Cheney may have been consulted in Scooter Libby deliberations, White House admits
In a White House press conference on Tuesday morning, White House Press Secretary Tony Snow appeared to suggest that Vice President Dick Cheney's views may have been considered by President George W. Bush as he deliberated on whether to commute or pardon the conviction of I. Lewis "Scooter" Libby.
"Everybody had an opportunity to share their views," Snow said in the Tuesday morning press conference.
Snow later clouded up his statement that the Vice President had been involved in the deliberations.
"I'm sure that the Vice President may have expressed an opinion," Snow said, then adding. "He may have recused himself, I honestly don't know."
But Snow insisted that the commutation of Libby's sentence was not a 'personal favor' to Cheney.
"The president does not look upon this as granting a favor to anyone," he asserted. "To do that is to misconstrue the nature of the deliberations."
In June, Reps. John Conyers (D-MI) and Jerrold Nadler (D-NY) had urged Cheney to recuse himself from the proceedings.
"It would be deeply divisive, and invite deep cynicism and disrespect for the legal process, were the American people to conclude that Mr. Libby undertook actions that subjected him to criminal liability to protect you, knowing...that you would thereafter take steps to protect him from the consequences of his criminal conduct," they wrote in the June 7 letter.
Snow offers 'flip' apology, slammed by Wilsons' lawyer
Snow later was challenged as to whether or not the White House would apologize for the leaking of Valerie Plame Wilson's identity.
"I'll apologize...there it's done," he answered curtly.
When challenged that he was responding to this issue in a flippant manner, Snow showed little remorse.

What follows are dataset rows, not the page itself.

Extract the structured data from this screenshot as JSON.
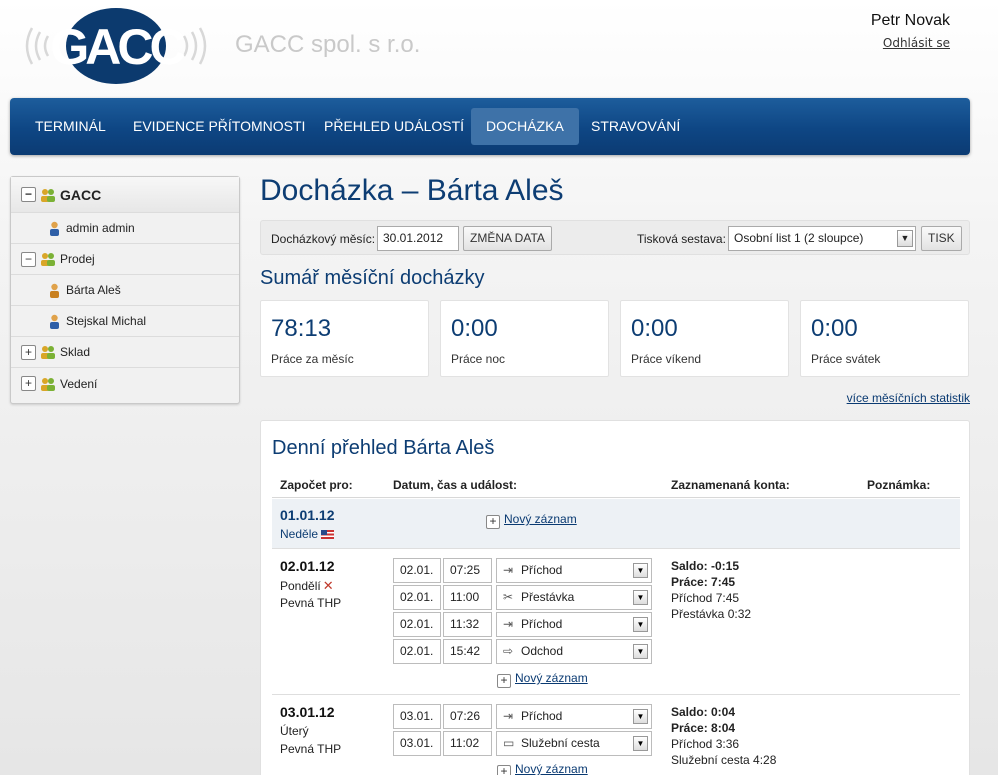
{
  "header": {
    "company_name": "GACC spol. s r.o.",
    "logo_text": "GACC",
    "user_name": "Petr Novak",
    "logout_label": "Odhlásit se"
  },
  "nav": {
    "items": [
      {
        "label": "TERMINÁL"
      },
      {
        "label": "EVIDENCE PŘÍTOMNOSTI"
      },
      {
        "label": "PŘEHLED UDÁLOSTÍ"
      },
      {
        "label": "DOCHÁZKA",
        "active": true
      },
      {
        "label": "STRAVOVÁNÍ"
      }
    ]
  },
  "sidebar": {
    "root": {
      "label": "GACC",
      "toggle": "−"
    },
    "items": [
      {
        "label": "admin admin",
        "type": "person"
      },
      {
        "label": "Prodej",
        "type": "group",
        "toggle": "−"
      },
      {
        "label": "Bárta Aleš",
        "type": "person"
      },
      {
        "label": "Stejskal Michal",
        "type": "person"
      },
      {
        "label": "Sklad",
        "type": "group",
        "toggle": "+"
      },
      {
        "label": "Vedení",
        "type": "group",
        "toggle": "+"
      }
    ]
  },
  "main": {
    "title": "Docházka – Bárta Aleš",
    "filter": {
      "month_label": "Docházkový měsíc:",
      "month_value": "30.01.2012",
      "change_button": "ZMĚNA DATA",
      "report_label": "Tisková sestava:",
      "report_value": "Osobní list 1 (2 sloupce)",
      "print_button": "TISK"
    },
    "summary_title": "Sumář měsíční docházky",
    "stats": [
      {
        "value": "78:13",
        "label": "Práce za měsíc"
      },
      {
        "value": "0:00",
        "label": "Práce noc"
      },
      {
        "value": "0:00",
        "label": "Práce víkend"
      },
      {
        "value": "0:00",
        "label": "Práce svátek"
      }
    ],
    "more_stats_link": "více měsíčních statistik"
  },
  "daily": {
    "title": "Denní přehled Bárta Aleš",
    "columns": {
      "counted_for": "Započet pro:",
      "datetime_event": "Datum, čas a událost:",
      "accounts": "Zaznamenaná konta:",
      "note": "Poznámka:"
    },
    "new_record_label": "Nový záznam",
    "days": [
      {
        "date": "01.01.12",
        "day_name": "Neděle",
        "plan": "",
        "entries": [],
        "accounts": []
      },
      {
        "date": "02.01.12",
        "day_name": "Pondělí",
        "plan": "Pevná THP",
        "entries": [
          {
            "date": "02.01.",
            "time": "07:25",
            "event": "Příchod",
            "icon": "arrival-icon"
          },
          {
            "date": "02.01.",
            "time": "11:00",
            "event": "Přestávka",
            "icon": "break-icon"
          },
          {
            "date": "02.01.",
            "time": "11:32",
            "event": "Příchod",
            "icon": "arrival-icon"
          },
          {
            "date": "02.01.",
            "time": "15:42",
            "event": "Odchod",
            "icon": "departure-icon"
          }
        ],
        "accounts": [
          {
            "text": "Saldo: -0:15",
            "bold": true
          },
          {
            "text": "Práce: 7:45",
            "bold": true
          },
          {
            "text": "Příchod 7:45",
            "bold": false
          },
          {
            "text": "Přestávka 0:32",
            "bold": false
          }
        ]
      },
      {
        "date": "03.01.12",
        "day_name": "Úterý",
        "plan": "Pevná THP",
        "entries": [
          {
            "date": "03.01.",
            "time": "07:26",
            "event": "Příchod",
            "icon": "arrival-icon"
          },
          {
            "date": "03.01.",
            "time": "11:02",
            "event": "Služební cesta",
            "icon": "briefcase-icon"
          }
        ],
        "accounts": [
          {
            "text": "Saldo: 0:04",
            "bold": true
          },
          {
            "text": "Práce: 8:04",
            "bold": true
          },
          {
            "text": "Příchod 3:36",
            "bold": false
          },
          {
            "text": "Služební cesta 4:28",
            "bold": false
          }
        ]
      }
    ]
  }
}
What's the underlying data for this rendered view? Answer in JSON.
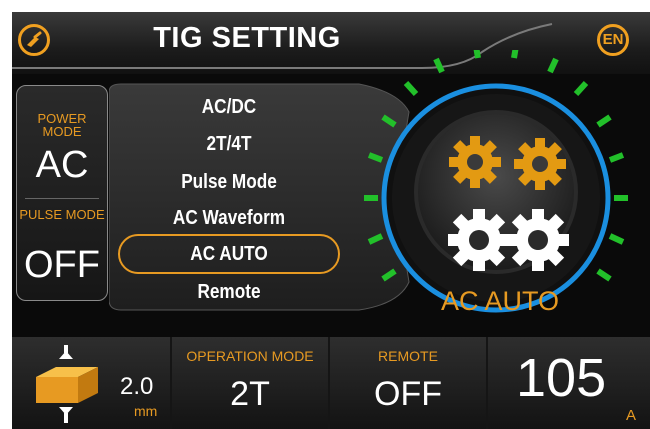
{
  "header": {
    "title": "TIG SETTING",
    "home_icon": "torch-icon",
    "lang_label": "EN"
  },
  "status": {
    "power_mode_label": "POWER MODE",
    "power_mode_value": "AC",
    "pulse_mode_label": "PULSE MODE",
    "pulse_mode_value": "OFF"
  },
  "menu": {
    "items": [
      "AC/DC",
      "2T/4T",
      "Pulse Mode",
      "AC Waveform",
      "AC AUTO",
      "Remote"
    ],
    "selected": "AC AUTO"
  },
  "dial": {
    "label": "AC AUTO",
    "icon": "gears-icon"
  },
  "bottom": {
    "thickness_value": "2.0",
    "thickness_unit": "mm",
    "operation_mode_label": "OPERATION MODE",
    "operation_mode_value": "2T",
    "remote_label": "REMOTE",
    "remote_value": "OFF",
    "current_value": "105",
    "current_unit": "A"
  },
  "colors": {
    "accent": "#e79a22",
    "ring_blue": "#1a8fe0",
    "tick_green": "#22c02a",
    "background": "#0a0a0a"
  }
}
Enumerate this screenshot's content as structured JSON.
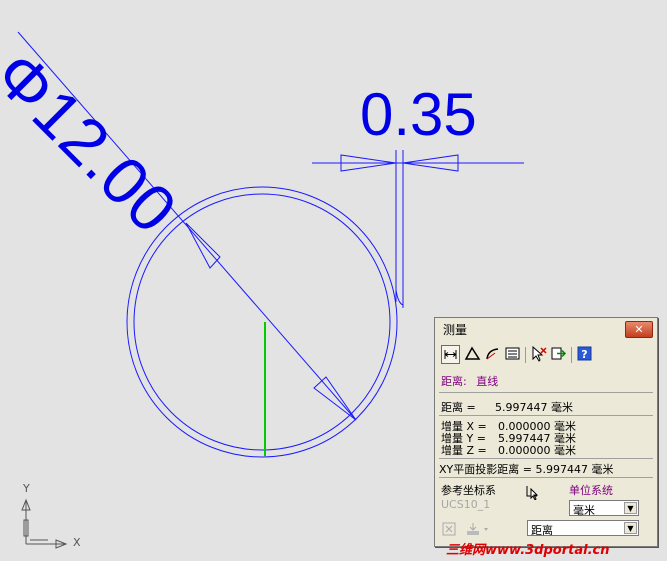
{
  "drawing": {
    "diameter_dim": "Φ12.00",
    "gap_dim": "0.35",
    "ucs_y": "Y",
    "ucs_x": "X"
  },
  "colors": {
    "dimension": "#0000e6",
    "measure_line": "#00cc00",
    "background": "#e3e3e3"
  },
  "panel": {
    "title": "测量",
    "close": "✕",
    "mode_label": "距离:",
    "mode_value": "直线",
    "distance_label": "距离 =",
    "distance_value": "5.997447 毫米",
    "deltas": [
      {
        "label": "增量 X =",
        "value": "0.000000 毫米"
      },
      {
        "label": "增量 Y =",
        "value": "5.997447 毫米"
      },
      {
        "label": "增量 Z =",
        "value": "0.000000 毫米"
      }
    ],
    "xy_projection": "XY平面投影距离 = 5.997447 毫米",
    "ref_coord_label": "参考坐标系",
    "ref_coord_value": "UCS10_1",
    "unit_system_label": "单位系统",
    "unit_select": "毫米",
    "measure_select": "距离"
  },
  "watermark": "三维网www.3dportal.cn"
}
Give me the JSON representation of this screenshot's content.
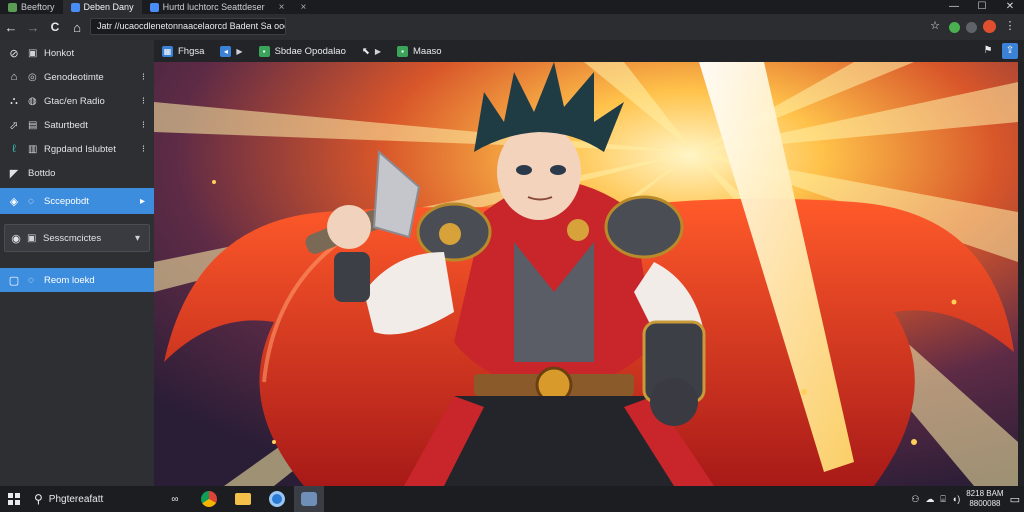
{
  "tabs": [
    {
      "label": "Beeftory",
      "active": false
    },
    {
      "label": "Deben Dany",
      "active": true
    },
    {
      "label": "Hurtd luchtorc Seattdeser",
      "active": false
    }
  ],
  "window": {
    "minimize": "—",
    "maximize": "☐",
    "close": "✕"
  },
  "toolbar": {
    "back": "←",
    "forward": "→",
    "reload": "C",
    "home": "⌂",
    "address": "Jatr //ucaocdlenetonnaacelaorcd Badent Sa oooad",
    "star_icon": "☆"
  },
  "sidebar": {
    "items": [
      {
        "label": "Honkot"
      },
      {
        "label": "Genodeotimte"
      },
      {
        "label": "Gtac/en Radio"
      },
      {
        "label": "Saturtbedt"
      },
      {
        "label": "Rgpdand Islubtet"
      },
      {
        "label": "Bottdo"
      },
      {
        "label": "Sccepobdt"
      },
      {
        "label": "Sesscmcictes"
      },
      {
        "label": "Reom loekd"
      }
    ]
  },
  "bookmarks": [
    {
      "label": "Fhgsa"
    },
    {
      "label": "Sbdae Opodalao"
    },
    {
      "label": "Maaso"
    }
  ],
  "content": {
    "caption": ""
  },
  "taskbar": {
    "search_label": "Phgtereafatt",
    "clock_time": "8218 BAM",
    "clock_date": "8800088"
  },
  "colors": {
    "accent": "#3d8ddf",
    "taskbar": "#1c1d21",
    "sidebar": "#2d2f33"
  }
}
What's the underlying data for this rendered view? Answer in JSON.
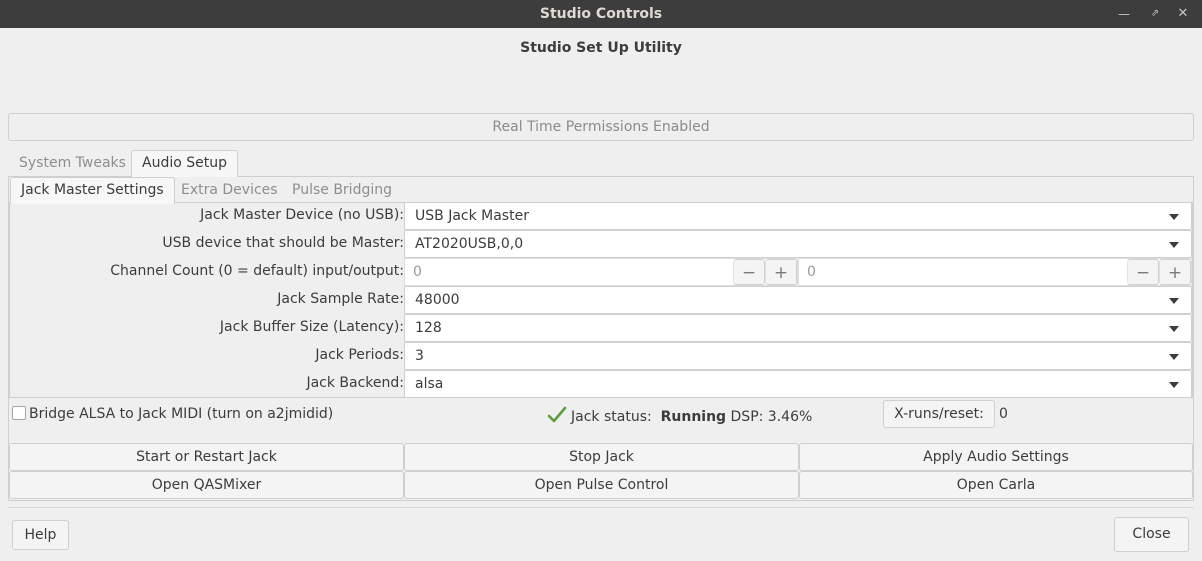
{
  "window": {
    "title": "Studio Controls"
  },
  "heading": "Studio Set Up Utility",
  "rt_permissions": "Real Time Permissions Enabled",
  "outer_tabs": [
    {
      "label": "System Tweaks",
      "active": false
    },
    {
      "label": "Audio Setup",
      "active": true
    }
  ],
  "inner_tabs": [
    {
      "label": "Jack Master Settings",
      "active": true
    },
    {
      "label": "Extra Devices",
      "active": false
    },
    {
      "label": "Pulse Bridging",
      "active": false
    }
  ],
  "settings": {
    "master_device": {
      "label": "Jack Master Device (no USB):",
      "value": "USB Jack Master"
    },
    "usb_master": {
      "label": "USB device that should be Master:",
      "value": "AT2020USB,0,0"
    },
    "channel_count": {
      "label": "Channel Count (0 = default) input/output:",
      "input": "0",
      "output": "0",
      "minus": "−",
      "plus": "+"
    },
    "sample_rate": {
      "label": "Jack Sample Rate:",
      "value": "48000"
    },
    "buffer_size": {
      "label": "Jack Buffer Size (Latency):",
      "value": "128"
    },
    "periods": {
      "label": "Jack Periods:",
      "value": "3"
    },
    "backend": {
      "label": "Jack Backend:",
      "value": "alsa"
    }
  },
  "bridge_midi": {
    "label": "Bridge ALSA to Jack MIDI (turn on a2jmidid)",
    "checked": false
  },
  "status": {
    "prefix": "Jack status:",
    "state": "Running",
    "dsp": "DSP: 3.46%",
    "icon": "checkmark-icon",
    "icon_color": "#5aa03a"
  },
  "xruns": {
    "button": "X-runs/reset:",
    "value": "0"
  },
  "actions": {
    "start": "Start or Restart  Jack",
    "stop": "Stop Jack",
    "apply": "Apply Audio Settings",
    "qasmixer": "Open QASMixer",
    "pulse_control": "Open Pulse Control",
    "carla": "Open Carla"
  },
  "footer": {
    "help": "Help",
    "close": "Close"
  }
}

"In the Washington culture, things get leaked all the time," he stated.
Melanie Sloan, the Executive Director of Citizens for Responsibility and Ethics in Washington who is also representing the Wilsons in a civil suit against Libby and other current and former top White House officials, said Snow's remark showed his disdain for America's intelligence community.
"To claim that leaking the identity of a covert operative is simply part of the 'Washington culture' suggests a deep disdain for those patriots who risk their lives to protect our national security," she said in a statement e-mailed to RAW STORY. "Mr. Snow’s comment was insulting not just to Valerie Wilson, but to all covert operatives who believe that in return for their sacrifices, our government will do everything it can to protect them. The White House continues to owe Mrs. Wilson and the entire intelligence community a deep and sincere apology."
Snow and Bush hedge bets on likelihood of later pardon
Earlier in the press conference, Snow appeared to rule out the likelihood of a later pardon of Libby's conviction, saying that Bush was "dealt with this situation appropriately."
"The President also believes for those who are arguing on behalf of a pardon that you need to respect the jury system," he said. "It is important to make clear what is really a pillar of the American justice system."
Snow said that his refusal to completely rule out a later pardon was a matter of legal process because Libby and his attorneys might still petition for a pardon which had to be given consideration as all such petitions are.
"I do not want to create expectations that there will be one," he added.
But the President went further in not closing off the possibility of a later pardon.
"As to the future, I rule nothing in or nothing out," Bush said in the exchange with reporters Tuesday afternoon when asked "Mr. President, are you willing to rule out that you will eventually pardon Scooter Libby?"